Не знаю. Мне кажется, ее убили. Надеюсь, приходить ко мне она не собирается.
Вечером у мамы еще одна посетительница. Я слышу, как она плачет всю дорогу к нам.
Сто пятьдесят три удара.
К тому времени, как я завожу джип на подъездную дорожку к одноэтажному коттеджу, где выросла после нашего переезда в Техас, луну уже заволокло тучами. Майк жив.
Дом моей матери мрачно темнеет — кусок известняка, ставший другим после ее смерти. Дом хочет, чтобы я ушла. Знает, что я не принесу мира.

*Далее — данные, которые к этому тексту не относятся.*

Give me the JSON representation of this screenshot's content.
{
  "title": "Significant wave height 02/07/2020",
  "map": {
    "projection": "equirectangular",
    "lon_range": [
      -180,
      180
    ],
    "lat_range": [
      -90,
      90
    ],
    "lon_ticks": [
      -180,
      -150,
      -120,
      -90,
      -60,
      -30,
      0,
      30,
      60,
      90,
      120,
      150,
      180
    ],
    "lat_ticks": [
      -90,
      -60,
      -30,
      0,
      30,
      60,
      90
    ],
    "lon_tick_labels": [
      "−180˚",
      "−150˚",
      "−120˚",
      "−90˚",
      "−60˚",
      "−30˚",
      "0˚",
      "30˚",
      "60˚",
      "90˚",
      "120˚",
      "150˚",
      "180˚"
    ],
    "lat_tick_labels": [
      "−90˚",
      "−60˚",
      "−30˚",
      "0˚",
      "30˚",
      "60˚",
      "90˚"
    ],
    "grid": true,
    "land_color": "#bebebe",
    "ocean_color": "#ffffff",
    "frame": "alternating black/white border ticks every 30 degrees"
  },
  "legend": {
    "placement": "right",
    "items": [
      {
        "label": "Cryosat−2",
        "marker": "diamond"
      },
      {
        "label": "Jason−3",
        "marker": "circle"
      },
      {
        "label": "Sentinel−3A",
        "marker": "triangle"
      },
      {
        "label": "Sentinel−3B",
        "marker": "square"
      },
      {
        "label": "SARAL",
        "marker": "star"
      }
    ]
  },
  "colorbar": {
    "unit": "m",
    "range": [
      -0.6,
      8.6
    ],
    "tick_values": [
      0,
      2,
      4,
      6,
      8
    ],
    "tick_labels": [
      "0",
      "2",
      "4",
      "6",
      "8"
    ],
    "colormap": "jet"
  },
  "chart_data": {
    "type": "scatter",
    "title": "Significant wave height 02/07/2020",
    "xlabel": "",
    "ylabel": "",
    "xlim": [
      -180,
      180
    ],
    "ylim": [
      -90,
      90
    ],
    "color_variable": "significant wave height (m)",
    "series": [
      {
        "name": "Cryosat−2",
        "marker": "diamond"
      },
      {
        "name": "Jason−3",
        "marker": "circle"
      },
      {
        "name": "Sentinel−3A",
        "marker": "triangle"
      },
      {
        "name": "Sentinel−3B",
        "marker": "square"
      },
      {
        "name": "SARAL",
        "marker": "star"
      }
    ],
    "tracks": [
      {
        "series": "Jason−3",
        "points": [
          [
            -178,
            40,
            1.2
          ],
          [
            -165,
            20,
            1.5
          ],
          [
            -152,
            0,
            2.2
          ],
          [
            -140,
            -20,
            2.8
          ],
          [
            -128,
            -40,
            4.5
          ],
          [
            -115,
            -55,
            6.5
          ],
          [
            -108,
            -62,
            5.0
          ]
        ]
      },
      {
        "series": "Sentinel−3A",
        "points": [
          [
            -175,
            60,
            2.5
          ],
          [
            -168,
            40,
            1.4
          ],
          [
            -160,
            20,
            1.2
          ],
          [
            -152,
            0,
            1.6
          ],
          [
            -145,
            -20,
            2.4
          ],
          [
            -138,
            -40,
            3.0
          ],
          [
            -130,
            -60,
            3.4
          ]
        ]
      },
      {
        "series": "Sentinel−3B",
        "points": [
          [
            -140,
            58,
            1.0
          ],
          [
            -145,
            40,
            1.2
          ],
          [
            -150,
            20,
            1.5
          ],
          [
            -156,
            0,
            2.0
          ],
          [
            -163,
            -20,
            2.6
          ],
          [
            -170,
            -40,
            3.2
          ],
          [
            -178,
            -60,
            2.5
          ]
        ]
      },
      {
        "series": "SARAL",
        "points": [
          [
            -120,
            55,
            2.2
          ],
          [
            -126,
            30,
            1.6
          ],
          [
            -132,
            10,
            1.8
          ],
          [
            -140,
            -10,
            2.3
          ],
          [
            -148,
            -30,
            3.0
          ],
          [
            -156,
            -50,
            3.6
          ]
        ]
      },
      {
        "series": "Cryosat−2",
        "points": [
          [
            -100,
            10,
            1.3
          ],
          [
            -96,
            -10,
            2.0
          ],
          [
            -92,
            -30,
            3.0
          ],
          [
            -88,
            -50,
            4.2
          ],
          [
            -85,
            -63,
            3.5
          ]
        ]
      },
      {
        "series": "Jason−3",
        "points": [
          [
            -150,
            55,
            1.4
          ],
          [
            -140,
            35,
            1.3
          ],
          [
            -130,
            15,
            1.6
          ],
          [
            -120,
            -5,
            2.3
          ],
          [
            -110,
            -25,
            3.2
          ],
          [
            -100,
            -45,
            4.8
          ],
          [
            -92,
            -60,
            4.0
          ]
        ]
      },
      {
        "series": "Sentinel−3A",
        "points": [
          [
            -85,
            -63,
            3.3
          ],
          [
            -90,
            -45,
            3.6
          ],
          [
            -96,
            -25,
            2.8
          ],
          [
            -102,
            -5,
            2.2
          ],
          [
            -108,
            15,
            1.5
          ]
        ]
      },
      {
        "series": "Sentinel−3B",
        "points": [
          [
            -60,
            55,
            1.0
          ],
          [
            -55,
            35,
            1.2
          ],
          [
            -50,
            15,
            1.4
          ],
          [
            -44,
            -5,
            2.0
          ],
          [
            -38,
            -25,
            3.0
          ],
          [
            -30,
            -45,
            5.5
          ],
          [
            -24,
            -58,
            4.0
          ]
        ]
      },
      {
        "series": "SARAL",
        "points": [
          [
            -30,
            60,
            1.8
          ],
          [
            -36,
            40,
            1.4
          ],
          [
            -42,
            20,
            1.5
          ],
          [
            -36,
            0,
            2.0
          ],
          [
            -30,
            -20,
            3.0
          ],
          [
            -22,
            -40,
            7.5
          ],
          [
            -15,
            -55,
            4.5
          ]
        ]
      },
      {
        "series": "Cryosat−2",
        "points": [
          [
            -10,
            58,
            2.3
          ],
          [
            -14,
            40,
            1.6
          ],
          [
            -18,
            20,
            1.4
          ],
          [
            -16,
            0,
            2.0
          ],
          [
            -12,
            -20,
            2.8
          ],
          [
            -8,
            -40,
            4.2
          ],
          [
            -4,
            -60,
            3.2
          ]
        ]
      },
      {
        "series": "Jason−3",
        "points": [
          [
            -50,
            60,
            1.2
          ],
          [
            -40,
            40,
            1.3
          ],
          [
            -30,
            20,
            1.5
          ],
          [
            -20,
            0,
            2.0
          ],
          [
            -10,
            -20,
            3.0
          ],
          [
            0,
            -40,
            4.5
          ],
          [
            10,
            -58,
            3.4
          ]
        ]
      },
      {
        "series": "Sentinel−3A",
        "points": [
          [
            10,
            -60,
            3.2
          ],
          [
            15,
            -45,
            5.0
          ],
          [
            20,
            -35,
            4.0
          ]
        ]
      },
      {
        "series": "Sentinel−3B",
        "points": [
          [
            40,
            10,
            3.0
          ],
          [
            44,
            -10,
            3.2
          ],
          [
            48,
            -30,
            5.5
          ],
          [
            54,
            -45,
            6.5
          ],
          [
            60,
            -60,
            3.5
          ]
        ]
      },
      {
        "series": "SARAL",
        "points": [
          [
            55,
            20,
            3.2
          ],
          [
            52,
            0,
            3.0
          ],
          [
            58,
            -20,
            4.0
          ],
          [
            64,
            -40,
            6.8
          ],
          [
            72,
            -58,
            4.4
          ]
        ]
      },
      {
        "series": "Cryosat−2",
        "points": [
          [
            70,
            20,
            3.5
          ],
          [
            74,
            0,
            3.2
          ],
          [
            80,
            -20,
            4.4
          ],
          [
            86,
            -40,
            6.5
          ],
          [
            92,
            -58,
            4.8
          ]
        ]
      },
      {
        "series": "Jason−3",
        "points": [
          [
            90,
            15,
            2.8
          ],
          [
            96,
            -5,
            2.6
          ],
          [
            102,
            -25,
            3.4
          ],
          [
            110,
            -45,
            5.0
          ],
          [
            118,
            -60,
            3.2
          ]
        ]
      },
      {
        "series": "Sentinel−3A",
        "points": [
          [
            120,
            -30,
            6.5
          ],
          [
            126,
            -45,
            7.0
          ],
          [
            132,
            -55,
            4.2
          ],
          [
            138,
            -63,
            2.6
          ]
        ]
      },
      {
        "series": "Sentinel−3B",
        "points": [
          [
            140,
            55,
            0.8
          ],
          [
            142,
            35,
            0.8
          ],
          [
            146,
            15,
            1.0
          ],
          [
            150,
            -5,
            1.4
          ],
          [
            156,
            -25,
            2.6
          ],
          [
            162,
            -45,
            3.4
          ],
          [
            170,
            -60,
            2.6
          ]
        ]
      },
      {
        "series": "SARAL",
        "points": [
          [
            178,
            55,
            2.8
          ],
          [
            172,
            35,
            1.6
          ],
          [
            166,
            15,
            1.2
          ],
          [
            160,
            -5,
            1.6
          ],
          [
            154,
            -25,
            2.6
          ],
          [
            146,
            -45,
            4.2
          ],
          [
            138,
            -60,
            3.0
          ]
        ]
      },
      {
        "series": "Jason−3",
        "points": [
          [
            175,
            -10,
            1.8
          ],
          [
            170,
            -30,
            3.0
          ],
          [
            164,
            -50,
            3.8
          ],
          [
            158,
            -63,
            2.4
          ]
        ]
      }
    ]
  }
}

На похоронах Бридж ясно дала понять, что разбираться с тем хаосом, который мать оставила после себя, придется мне. Твоя очередь, блудная дочь. Пока я любовалась звездами и принимала почести, Бридж выслушивала гневные материнские тирады. Это ее вызвала среди ночи соседка, когда мама стояла и кричала посреди улицы в одной белой мужской футболке, доходившей ей до колен. Это Бридж потащила маму к нейрохирургу, который диагностировал опухоль мозга. Мы с мамой, с нашей-то интуицией, не сумели ее разглядеть, а Бридж, с присущим ей здравым смыслом, сумела.
Я часто думаю, как тяжело ей было чувствовать себя единственным нормальным человеком в доме, не стучать в стену, не раскладывать за деньги карты Таро на обеденном столе, верить, что лошади бывают гнедые и вороные, а вовсе не синие.
Она была одновременно занозой в заднице и моей неустрашимой защитницей, помогала мне сохранять психическую устойчивость, не отрываться от земли, чтобы я не взлетела, как воздушный шарик, и не лопнула, проткнувшись о первый же сук.
Я развешивала ловцы снов и приклеивала к потолку светящиеся в темноте звезды, я разбила садик для фей с подъемным мостом из зубочистки и крохотным зеркальным озером, я зарыла тайную любовную поэму, посвященную Майку, под кристаллом лунного камня. Бридж повесила на стену плакаты с венецианскими каналами и гаррипоттеровскими башнями Корнельского университета и заперлась в своей комнате, готовясь попрощаться с родным домом. И посмотрите, что из этого вышло.
Я стала ученым, получив докторскую степень в двадцать восемь лет.
Она — жена Майка. С дипломом юриста, который так и не пригодился.
Неужели мы всегда чем-то жертвуем, одним ради другого? Разве, чтобы стать святой, Бридж непременно требовалось побыть мученицей? Могла ли я следовать за своей мечтой о космосе, не ведя себя как эгоистка?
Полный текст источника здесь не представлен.